Bastei Lübbe: Weniger Umsatz, besseres Ergebnis

Bastei Lübbe liegt im Plan, ist die Kernbotschaft des aktuellen Halbjahresberichts. Für die börsennotierte Publikumsverlagsgruppe gilt aber wie für die meisten: Das Weihnachtsgeschäft entscheidet über Wohl und Wehe des Geschäftsjahres. 

Die Zahlen des ersten Halbjahres des Geschäftsjahres 2019/2020 (1. April bis 30. September) im Überblick:

  • Umsatz: 43,2 Mio Euro (Vorjahr: 47,4 Mio Euro)
  • Konzernergebnis vor Zinsen und Ertrag­steuer (EBIT): 2,4 Mio Euro (Vorjahr: –0,2 Mio Euro)
  • EBIT-Marge: 5,7% (Vorjahr: –0,4%)
  • Netto-Verschuldung: 13,5 Mio Euro (Vorjahr: 17,8 Mio Euro) 
  • Periodenergebnis: 1,1 Mio Euro (Vorjahr: –0,9 Mio Euro)
  • Ergebnis je Aktie: 0,07 Euro (Vorjahr: –0,08 Euro).

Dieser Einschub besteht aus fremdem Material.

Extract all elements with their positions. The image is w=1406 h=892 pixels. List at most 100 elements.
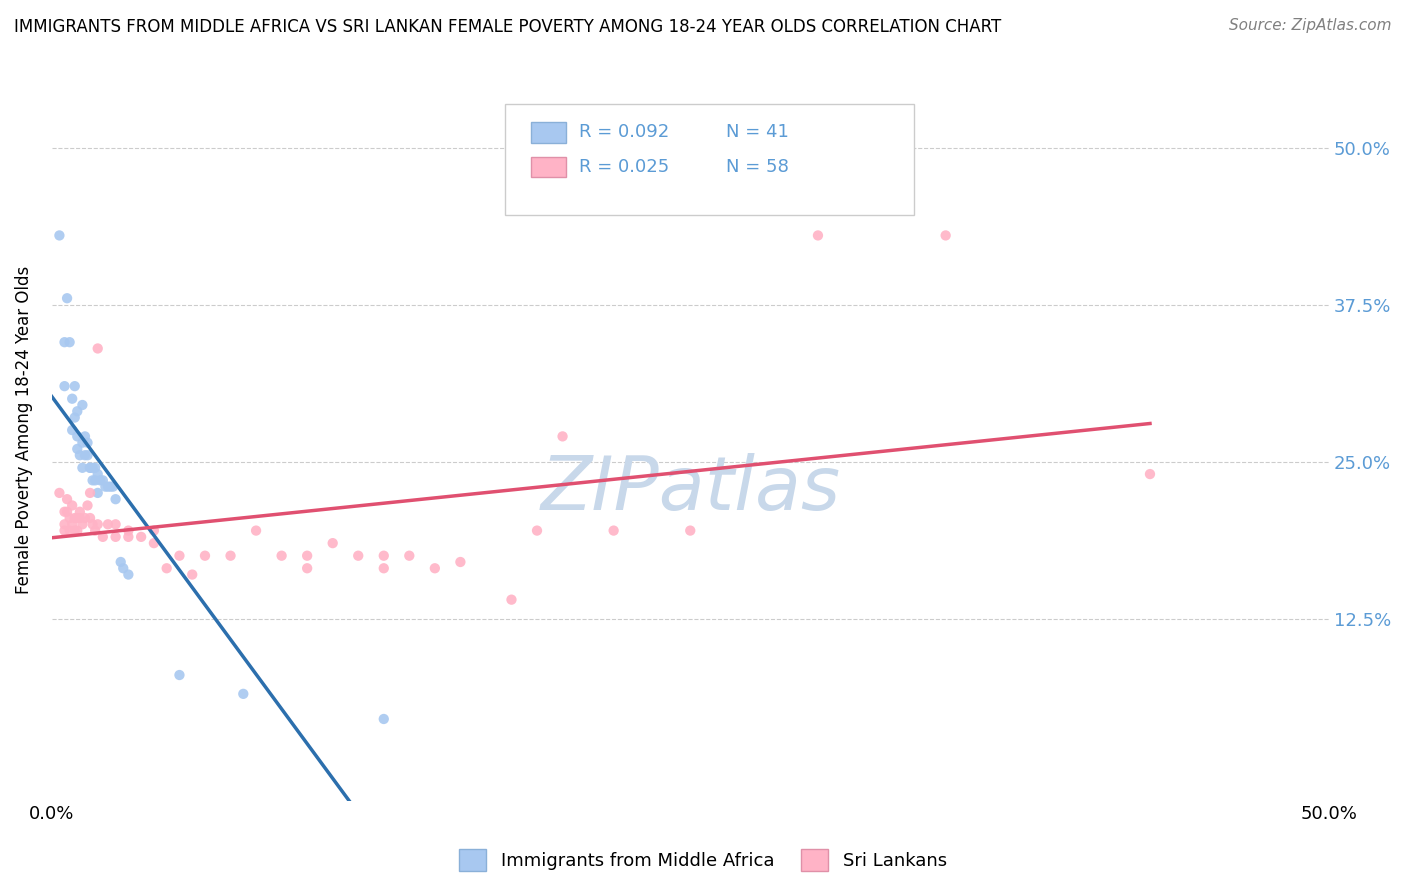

„Stand heute können wir an unserer Umsatz- und EBIT-Prognose für das Geschäftsjahr festhalten“, sagt Finanzvorstand Ulrich Zimmermann. Gerechnet wird mit einem Konzernumsatz in Größenordnung von 85 bis 87 Mio Euro (Vorjahr: 95 Mio Euro) sowie einem EBIT zwischen 3,5 und 5,3 Mio Euro (Vorjahr: 2,7 Mio Euro). Wie das Geschäftsjahr letztlich ausfällt, wird sich nach dem wichtigen Weihnachtsgeschäft zeigen. Aktuell setzt bereits das Eichborn-Wirtschaftssachbuch „Der größte Crash aller Zeiten“ auf der SPIEGEL-Bestsellerliste Hardcover Sachbuch Akzente; im Kinderbuch wurde zuverlässig vorm Weihnachtsgeschäft bei Baumhaus ein neuer „Greg”-Band von Jeff Kinney an den Start geschoben.

 

So entwickeln sich die einzelnen Geschäftsbereiche

Bastei Lübbes Buchumsatz liegt mit 34,2 Mio Euro unter Vorjahr (37,5 Mio Euro) – „programmbedingt” und „wie geplant” heißt es dazu vom Unternehmen. Durch das verordnete Effizienzprogramm liegt das Ergebnis gleichwohl über Vorjahr: 0,8 Mio Euro (Vorjahr: 0,1 Mio Euro).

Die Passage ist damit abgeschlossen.